For the test that the null hypothesis that Β0 = 0, the Wald Z-statistic is 5.909 and the p-value is less than 0.001 and so we reject the null hypothesis and conclude that Β0 does not = 0 at alpha = 0.05. This means that the response and explanatory variables are not independent of each other. The 95% confidence interval for the intercept is [52.41, 104.43] which supports the conclusion for the hypothesis testing for Β0. For the test that the null hypothesis that Β1 = -0.047, the Wald Z-statistic is -5.903. the p-value is also less than 0.001 meaning that we can reject the null hypothesis and conclude that Β1 does not = 0 at alpha = 0.05. The 95% confidence interval for the slope is [-0.063, -0.031] which supports the conclusion for the hypothesis testing for Β1. It seems that both the intercept and the effect of height are significant.
The 95% confidence interval for the odds ratio is the confidence interval for the slope, expotentiated which means that it’s [0.94 to 0.97] meaning that we are 95% confident that for each additional millimeter in height, the odds that the subject is female is 0.94 to 0.97 times as much than the original height.
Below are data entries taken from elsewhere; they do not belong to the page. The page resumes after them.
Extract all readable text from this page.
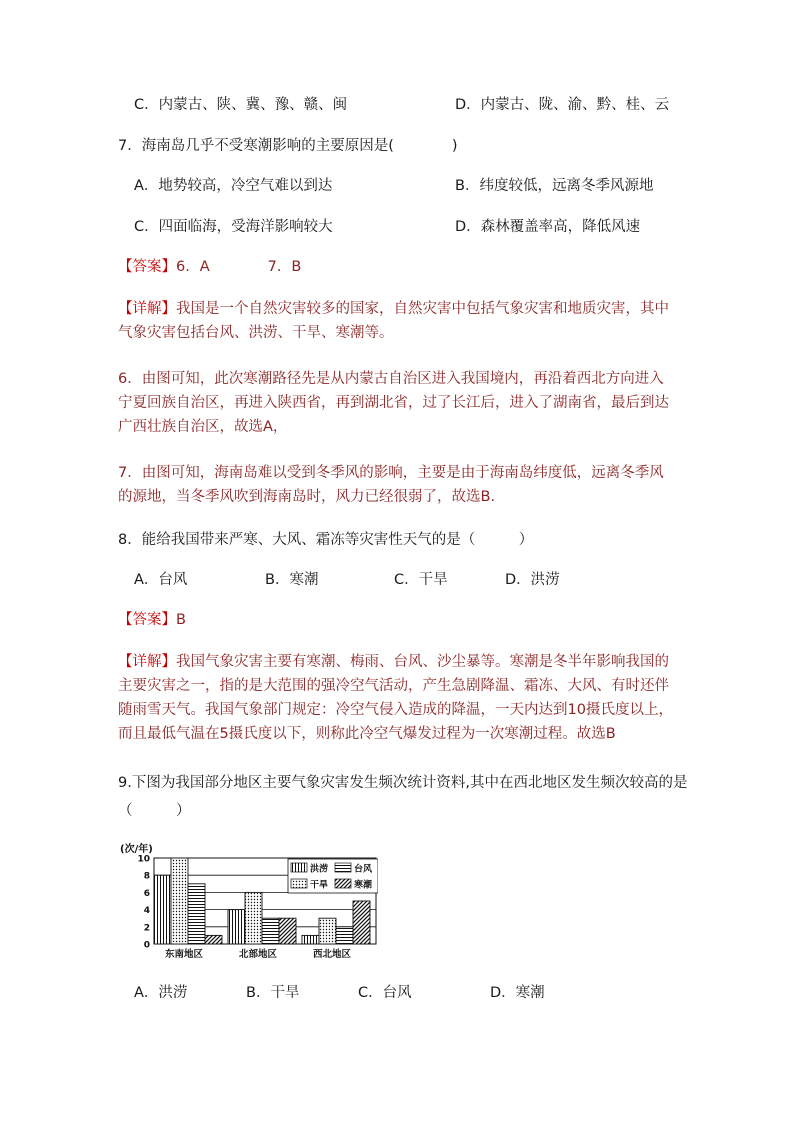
C．内蒙古、陕、冀、豫、赣、闽	D．内蒙古、陇、渝、黔、桂、云
7．海南岛几乎不受寒潮影响的主要原因是(　　　　)
A．地势较高，冷空气难以到达	B．纬度较低，远离冬季风源地
C．四面临海，受海洋影响较大	D．森林覆盖率高，降低风速
【答案】6．A　　　　7．B
【详解】我国是一个自然灾害较多的国家，自然灾害中包括气象灾害和地质灾害，其中气象灾害包括台风、洪涝、干旱、寒潮等。
6．由图可知，此次寒潮路径先是从内蒙古自治区进入我国境内，再沿着西北方向进入宁夏回族自治区，再进入陕西省，再到湖北省，过了长江后，进入了湖南省，最后到达广西壮族自治区，故选A，
7．由图可知，海南岛难以受到冬季风的影响，主要是由于海南岛纬度低，远离冬季风的源地，当冬季风吹到海南岛时，风力已经很弱了，故选B.
8．能给我国带来严寒、大风、霜冻等灾害性天气的是（　　　）
A．台风	B．寒潮	C．干旱	D．洪涝
【答案】B
【详解】我国气象灾害主要有寒潮、梅雨、台风、沙尘暴等。寒潮是冬半年影响我国的主要灾害之一，指的是大范围的强冷空气活动，产生急剧降温、霜冻、大风、有时还伴随雨雪天气。我国气象部门规定：冷空气侵入造成的降温，一天内达到10摄氏度以上，而且最低气温在5摄氏度以下，则称此冷空气爆发过程为一次寒潮过程。故选B
9.下图为我国部分地区主要气象灾害发生频次统计资料,其中在西北地区发生频次较高的是
（　　　）
(次/年)
0
2
4
6
8
10
东南地区	北部地区	西北地区
洪涝	台风
干旱	寒潮
A．洪涝	B．干旱	C．台风	D．寒潮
Below is a graph of the standardized Pearson residuals. The residuals does not seem to have unusually huge values and they all seem to be between -4 to 4 so there doesn’t seem to be any problems.
The observed median effect level occurs when the height = 1668.6 mm which means that the probability that the subject being male or female has an equal chance of happening at that height.
The model that was found with the simple logistic regression had a significant intercept and a significant slope, meaning that the effect of the subject’s height is significant. The predicted values for the probability of the subject being female decreases as height increases as seen in the graph for the fitted model. The model seems to be a good fit based on the results of the Hosmer-Lemeshow test. There could be reverse causality in the data where height is dependent on gender that may affect the results. Additionally, there may be other factors in the human body such as weight, that might affect the outcomes of the study. When adding other factor to the data, different results could possibly be generated.